Statement by Mr. François Delattre, Permanent Representative of France to the UN (29 October 2014)

– Security Council – Middle East: Israel/ Palestine –

Madam President,

I would like to thank United Nations Under-Secretary-General Jeffrey Feltman for his presentation.

We met a week ago to assess the extent to which the two-state solution was being threatened. Threatened by the consequences of the war in July and August which notably resulted in a critical humanitarian situation in Gaza, where there was widespread destruction, and an increase in tensions on the ground in Jerusalem and the West Bank. Threatened also by the lack of any political perspective that would make it possible to respond to the aspirations of the Israeli and Palestinian people.

France has been reiterating for several months now that the current situation is untenable. It’s been clear for a week now that the situation is once again dangerous, notably in Jerusalem:
- we condemn the criminal act on October 22 which killed two people and injured 7 other civilians;
- we also condemn the violence perpetrated by groups of settlers against Palestinians;
- lastly, we condemn the planning of more than 1,000 new homes in East Jerusalem, on top of the decision to build more than 2,600 homes in Givat Hamatos, an especially sensitive area – as you know – where a new settlement would be established for the first time in 15 years.

The relentless pursuit of settlement activity, which is illegal under international law, confirms that there is no status quo: the situation is deteriorating every day and takes us further away from the possibility of two states living side by side in peace and security. We must draw the consequences. These gestures are inconsistent with peace and only serve to fuel tensions, while a climate of dialogue is what is really needed.

More specifically, we are very concerned by the recent upsurge in tensions, the increase in provocations by religious nationalists and restrictions on access to the Esplanade of the Mosques, which have prompted a strong response throughout the region. France reaffirms its attachment to the multicultural dimension of Jerusalem and the freedom of access to the Holy Sites for all believers, regardless of their religious affiliation and underscores that any challenges to the status quo would pose a major threat to stability.

Madam President,

At the moment, the possibility of an uncontrolled explosion of violence in Jerusalem and the West Bank cannot be ruled out. It would be in no one’s interest if this violence were to lead to a new intifada: It would mean continued insecurity for Israel and would only cause the living conditions of Palestinians to deteriorate even further.

In this context, France calls on the leaders on both sides to demonstrate a spirit of responsibility. They have a duty to take all the necessary measures to ease – and not exacerbate – tensions among Israeli and Palestinian populations.

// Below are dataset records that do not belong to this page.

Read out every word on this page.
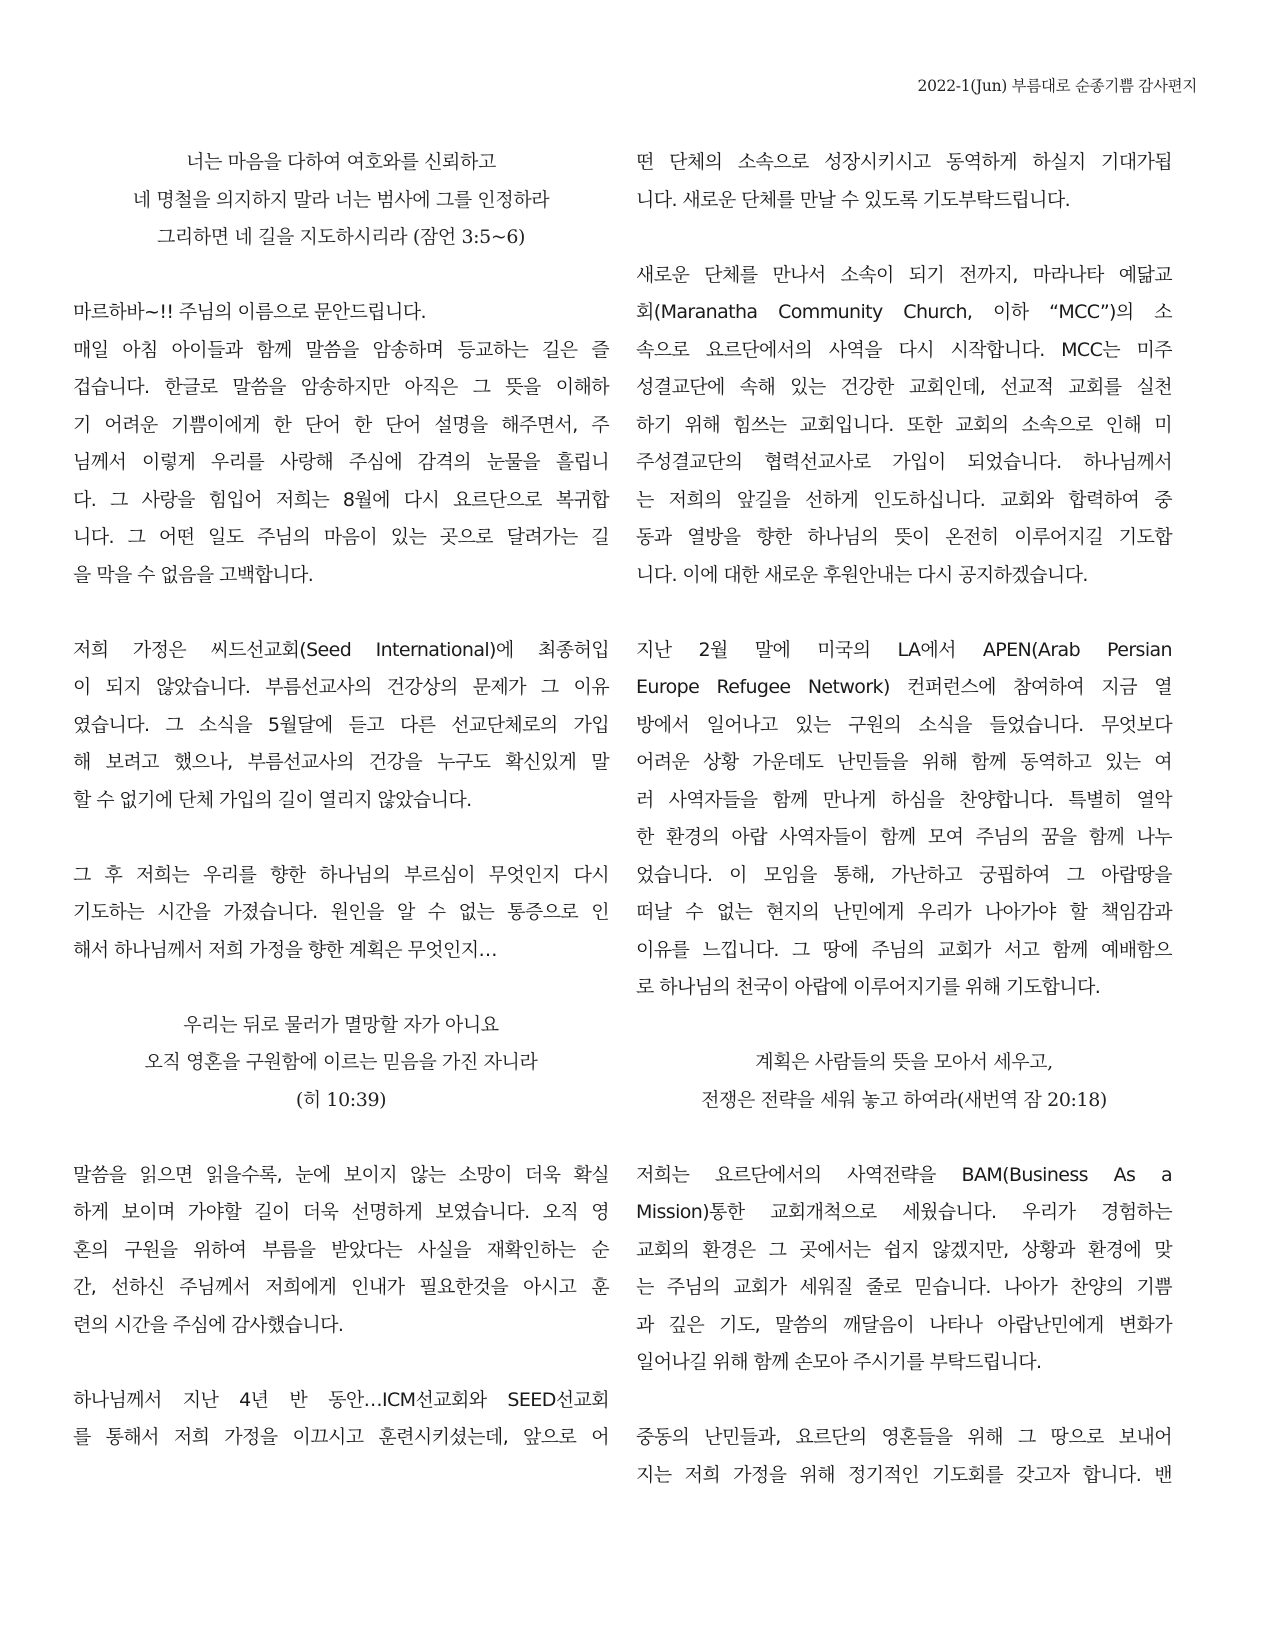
2022-1(Jun) 부름대로 순종기쁨 감사편지
너는 마음을 다하여 여호와를 신뢰하고
네 명철을 의지하지 말라 너는 범사에 그를 인정하라
그리하면 네 길을 지도하시리라 (잠언 3:5~6)
마르하바~!! 주님의 이름으로 문안드립니다.
매일 아침 아이들과 함께 말씀을 암송하며 등교하는 길은 즐
겁습니다. 한글로 말씀을 암송하지만 아직은 그 뜻을 이해하
기 어려운 기쁨이에게 한 단어 한 단어 설명을 해주면서, 주
님께서 이렇게 우리를 사랑해 주심에 감격의 눈물을 흘립니
다. 그 사랑을 힘입어 저희는 8월에 다시 요르단으로 복귀합
니다. 그 어떤 일도 주님의 마음이 있는 곳으로 달려가는 길
을 막을 수 없음을 고백합니다.
저희 가정은 씨드선교회(Seed International)에 최종허입
이 되지 않았습니다. 부름선교사의 건강상의 문제가 그 이유
였습니다. 그 소식을 5월달에 듣고 다른 선교단체로의 가입
해 보려고 했으나, 부름선교사의 건강을 누구도 확신있게 말
할 수 없기에 단체 가입의 길이 열리지 않았습니다.
그 후 저희는 우리를 향한 하나님의 부르심이 무엇인지 다시
기도하는 시간을 가졌습니다. 원인을 알 수 없는 통증으로 인
해서 하나님께서 저희 가정을 향한 계획은 무엇인지…
우리는 뒤로 물러가 멸망할 자가 아니요
오직 영혼을 구원함에 이르는 믿음을 가진 자니라
(히 10:39)
말씀을 읽으면 읽을수록, 눈에 보이지 않는 소망이 더욱 확실
하게 보이며 가야할 길이 더욱 선명하게 보였습니다. 오직 영
혼의 구원을 위하여 부름을 받았다는 사실을 재확인하는 순
간, 선하신 주님께서 저희에게 인내가 필요한것을 아시고 훈
련의 시간을 주심에 감사했습니다.
하나님께서 지난 4년 반 동안…ICM선교회와 SEED선교회
를 통해서 저희 가정을 이끄시고 훈련시키셨는데, 앞으로 어
떤 단체의 소속으로 성장시키시고 동역하게 하실지 기대가됩
니다. 새로운 단체를 만날 수 있도록 기도부탁드립니다.
새로운 단체를 만나서 소속이 되기 전까지, 마라나타 예닮교
회(Maranatha Community Church, 이하 “MCC”)의 소
속으로 요르단에서의 사역을 다시 시작합니다. MCC는 미주
성결교단에 속해 있는 건강한 교회인데, 선교적 교회를 실천
하기 위해 힘쓰는 교회입니다. 또한 교회의 소속으로 인해 미
주성결교단의 협력선교사로 가입이 되었습니다. 하나님께서
는 저희의 앞길을 선하게 인도하십니다. 교회와 합력하여 중
동과 열방을 향한 하나님의 뜻이 온전히 이루어지길 기도합
니다. 이에 대한 새로운 후원안내는 다시 공지하겠습니다.
지난 2월 말에 미국의 LA에서 APEN(Arab Persian
Europe Refugee Network) 컨퍼런스에 참여하여 지금 열
방에서 일어나고 있는 구원의 소식을 들었습니다. 무엇보다
어려운 상황 가운데도 난민들을 위해 함께 동역하고 있는 여
러 사역자들을 함께 만나게 하심을 찬양합니다. 특별히 열악
한 환경의 아랍 사역자들이 함께 모여 주님의 꿈을 함께 나누
었습니다. 이 모임을 통해, 가난하고 궁핍하여 그 아랍땅을
떠날 수 없는 현지의 난민에게 우리가 나아가야 할 책임감과
이유를 느낍니다. 그 땅에 주님의 교회가 서고 함께 예배함으
로 하나님의 천국이 아랍에 이루어지기를 위해 기도합니다.
계획은 사람들의 뜻을 모아서 세우고,
전쟁은 전략을 세워 놓고 하여라(새번역 잠 20:18)
저희는 요르단에서의 사역전략을 BAM(Business As a
Mission)통한 교회개척으로 세웠습니다. 우리가 경험하는
교회의 환경은 그 곳에서는 쉽지 않겠지만, 상황과 환경에 맞
는 주님의 교회가 세워질 줄로 믿습니다. 나아가 찬양의 기쁨
과 깊은 기도, 말씀의 깨달음이 나타나 아랍난민에게 변화가
일어나길 위해 함께 손모아 주시기를 부탁드립니다.
중동의 난민들과, 요르단의 영혼들을 위해 그 땅으로 보내어
지는 저희 가정을 위해 정기적인 기도회를 갖고자 합니다. 밴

To that end: a) We commend the efforts of the Palestinian national unity government to promote reconciliation. This is an essential step toward peace. b) We call on the parties to refrain from any rhetoric that could be perceived as incitement to violence. In particular, we call on the Israeli authorities to refrain from implementing their plans to build new homes in Jerusalem, which – and this should be stressed – are illegal under international law and likely to exacerbate tensions between the parties. c) We urge the parties to make the gestures needed to ensure the swift resumption of the peace negotiations, which are the only way to find a political solution to the conflict.

Madam President,

The crisis in Gaza this summer, the violence in Jerusalem and throughout the Palestinian Territories are in fact only the symptom of a deeper problem: the deadlock in the peace process. It’s clear every day that the lack of political perspective for the Palestinians and the many different threats facing the two-state solution create an environment that is conducive to outbursts of violence, the consequences of which are suffered by both parties.

We must therefore start to change our methods in order to achieve peace instead of simply continuing to discuss it. Further negotiations will lead to nothing if they are not based on clear parameters and a timetable of work. The successive failures in the negotiations over the last 20 years remind us of this

What might these new methods consist of?

First of all, it is no longer acceptable for the Security Council to remain a bystander to the Israeli-Palestinian conflict. Of course, if nothing can replace the negotiations between the parties, Security Council action to establish a balanced framework for the negotiations must be seriously considered. France is ready to move in this direction.

Secondly, a clear-sighted view should help us realize that there has never been so much mistrust between the parties. Such is the level of this mistrust that we can no longer be satisfied with religiously calling for the resumption of direct negotiations as if they are a cure-all. More than ever, an agreement will be impossible without renewed and increased international efforts. In order to achieve this, the United States’ commitment will of course be critical. But Europe must also assume its responsibilities and activate the levers available to it, in the same way that the Arab countries, Russia and all members of this Council have. Everyone must urgently mobilize their efforts so that our hopes for peace don’t die, so that the two-state solution is not irretrievably lost. Thank you.